A recent chain of emails between Clark County employees mirrored national divisions around race and COVID-19.
On May 7, a county employee shared with members of the county Diversity and Inclusion Committee a Vox article with a headline that read “The whiteness of anti-lockdown protests” (the headline has since been edited). The next day, another employee forwarded it to numerous other staffers in several other county departments.
The article yielded a range of responses throughout the day both supporting and criticizing the article, according to emails obtained through a public records request. Others asked that such topics not be discussed at work.
The article mentioned the fact that COVID-19 has disproportionately affected minority groups. For instance, though data continue to emerge, a recent Centers for Disease Control and Prevention report that surveyed 580 patients hospitalized with the virus in March found an outsized number of minority patients.
The article notes, as does the CDC, factors such as a lack of insurance and a higher percentage of essential workers in minority groups.
It also discusses some locations as well as the most common demographic of those protesting in favor of reopening state economies. It noted examples of protests in nonrural areas where some residents make relatively higher incomes — Orange County in California, specifically.
The article claims that, while many of the protesters view the shutdowns as oppressive, they actually are reacting to a perceived loss of power and privilege associated with their race.
Some county employees were enthusiastic about the article.
Within hours after it was shared, three employees expressed interest in joining the committee. One employee added that she was surprised that the county does not offer more conversations and training about diversity, equality and inclusion.
“I think it’s important to see how this virus is affecting all demographics based on socioeconomics and race. I also feel it’s important to help the areas in our community which need the help,” one reply read. “It seems like learning as much as you can is the only way to understand how this virus works and (whom) it affects the most.
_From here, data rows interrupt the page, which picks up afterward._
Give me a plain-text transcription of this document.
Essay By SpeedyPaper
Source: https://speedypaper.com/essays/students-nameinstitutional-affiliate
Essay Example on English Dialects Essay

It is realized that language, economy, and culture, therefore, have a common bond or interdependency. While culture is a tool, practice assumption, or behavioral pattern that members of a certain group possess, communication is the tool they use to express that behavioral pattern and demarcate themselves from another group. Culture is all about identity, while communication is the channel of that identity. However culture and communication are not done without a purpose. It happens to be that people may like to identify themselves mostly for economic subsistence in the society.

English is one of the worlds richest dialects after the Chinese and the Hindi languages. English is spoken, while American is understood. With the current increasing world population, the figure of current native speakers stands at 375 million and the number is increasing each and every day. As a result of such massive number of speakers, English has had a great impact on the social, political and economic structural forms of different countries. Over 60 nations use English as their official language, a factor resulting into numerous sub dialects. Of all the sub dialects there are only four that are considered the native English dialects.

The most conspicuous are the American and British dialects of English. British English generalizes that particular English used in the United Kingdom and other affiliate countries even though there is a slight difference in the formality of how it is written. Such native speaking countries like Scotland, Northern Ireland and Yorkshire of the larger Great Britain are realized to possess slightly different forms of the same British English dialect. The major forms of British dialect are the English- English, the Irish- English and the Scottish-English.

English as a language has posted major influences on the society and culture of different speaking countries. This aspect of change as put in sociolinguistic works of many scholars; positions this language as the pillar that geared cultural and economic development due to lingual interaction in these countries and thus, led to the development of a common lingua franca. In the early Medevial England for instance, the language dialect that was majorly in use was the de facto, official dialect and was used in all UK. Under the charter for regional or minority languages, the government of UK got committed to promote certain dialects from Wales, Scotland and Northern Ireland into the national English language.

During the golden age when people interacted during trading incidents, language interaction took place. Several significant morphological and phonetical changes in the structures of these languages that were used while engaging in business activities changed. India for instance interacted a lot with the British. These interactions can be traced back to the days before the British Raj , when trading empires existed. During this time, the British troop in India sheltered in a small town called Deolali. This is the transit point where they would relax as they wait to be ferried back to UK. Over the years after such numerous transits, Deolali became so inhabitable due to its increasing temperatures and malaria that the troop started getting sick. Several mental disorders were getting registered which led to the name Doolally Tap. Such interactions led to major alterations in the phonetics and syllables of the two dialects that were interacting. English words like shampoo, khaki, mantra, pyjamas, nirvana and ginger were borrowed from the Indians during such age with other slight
I believe that would be equality vs. equity.”
Others, however, disapproved.
“I would personally prefer not to receive radical racial propaganda such as this on my county email,” one response read.
At least nine employees complained.
One respondent emailed Interim County Manager Kathleen Otto, saying that she knows friends and colleagues who have had loved ones — not all of whom were people of color — die from COVID-19. The respondent argued that sharing the email violated county policy.
In the hours after the article was forwarded, department heads formulated a response.
In a reply, County Human Resources Director Mande Lawrence said that the article did not promote inclusivity.
“The article was inappropriate on many levels and does not reflect the beliefs of the Human Resources Department or the county as a whole,” Lawrence wrote. “I apologize to each of you for receiving this article on your work email.”
County Code Administration Director Mitch Nickolds said in another email that, “I fully support Mande’s message.”
In an earlier email to a smaller number of employees, Lawrence said the article was aimed at Republicans and called it “highly inflammatory and not suited for the masses without some serious explanations as to interpretation.”
“Not everyone is at the level of interpretation as to what white privilege means and this article does not define that in my opinion,” Lawrence wrote. “We are not going to move the needle by sending out inflammatory articles that have no context or explanation.”